Ainsi, les usages que les couples font du pacs aujourd’hui, en particulier par rapport au mariage sont encore largement inconnus. Se substitue-t-il au mariage, est-il une première étape vers celui-ci ou est-il considéré comme une forme de concubinage avancé par des couples rétifs au mariage ? Il n’est pas justifié d’attribuer la baisse récente du nombre de mariages au pacs, car celle-ci répond à une baisse tendancielle du nombre de mariage depuis les années 1950, attribuable à une désaffection du mariage. Cette désaffection est quelque peu compensée par le pacs, grâce auquel le taux d’unions enregistrées augmente.
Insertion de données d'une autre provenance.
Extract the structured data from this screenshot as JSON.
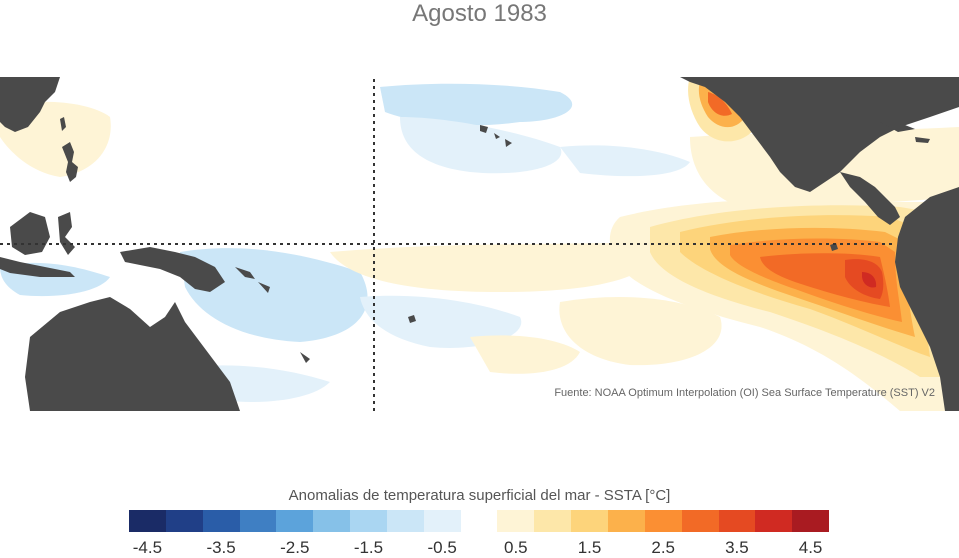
{
  "title": "Agosto 1983",
  "source": "Fuente: NOAA Optimum Interpolation (OI) Sea Surface Temperature (SST) V2",
  "legend": {
    "title": "Anomalias de temperatura superficial del mar - SSTA  [°C]",
    "colors": [
      "#1a2b66",
      "#203f87",
      "#2a5da8",
      "#3f7fc3",
      "#5ca3db",
      "#86c1e8",
      "#aad6f2",
      "#cbe6f7",
      "#e3f1fa",
      "#ffffff",
      "#fef4d6",
      "#fde7a9",
      "#fdd47b",
      "#fcb14b",
      "#fb8f33",
      "#f26a26",
      "#e54a22",
      "#d02a22",
      "#a91b21"
    ],
    "ticks": [
      "-4.5",
      "-3.5",
      "-2.5",
      "-1.5",
      "-0.5",
      "0.5",
      "1.5",
      "2.5",
      "3.5",
      "4.5"
    ]
  },
  "colors": {
    "land": "#4a4a4a",
    "ocean_neutral": "#ffffff",
    "reference_lines": "#333333"
  }
}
par Marion Leturcq, le 3 avril 2009

Pour citer cet article :

Marion Leturcq, « Les usages du pacs », La Vie des idées , 3 avril 2009. ISSN : 2105-3030. URL : https://laviedesidees.fr/Les-usages-du-pacs

Nota bene :

Si vous souhaitez critiquer ou développer cet article, vous êtes invité à proposer un texte au comité de rédaction (redaction chez laviedesidees.fr). Nous vous répondrons dans les meilleurs délais.

Notes

[1Valérie Carrasco, «  Le Pacte Civil de Solidarité : une forme d’union qui se banalise.  » Infostat Justice 97, Octobre 2007.

[2Yves Jauneau dans «  France, Portrait Social  » INSEE, édition 2008.

[3Les célibataires qui élèvent seuls leur enfant bénéficient d’une part supplémentaire pour leur déclaration de revenu, au lieu d’une demi-part. L’amendement Courson stipule que pour bénéficier d’une part entière, les célibataires doivent prouver qu’ils élèvent seuls leur enfant, rendant ainsi plus difficile l’optimisation fiscale des couples en concubinage.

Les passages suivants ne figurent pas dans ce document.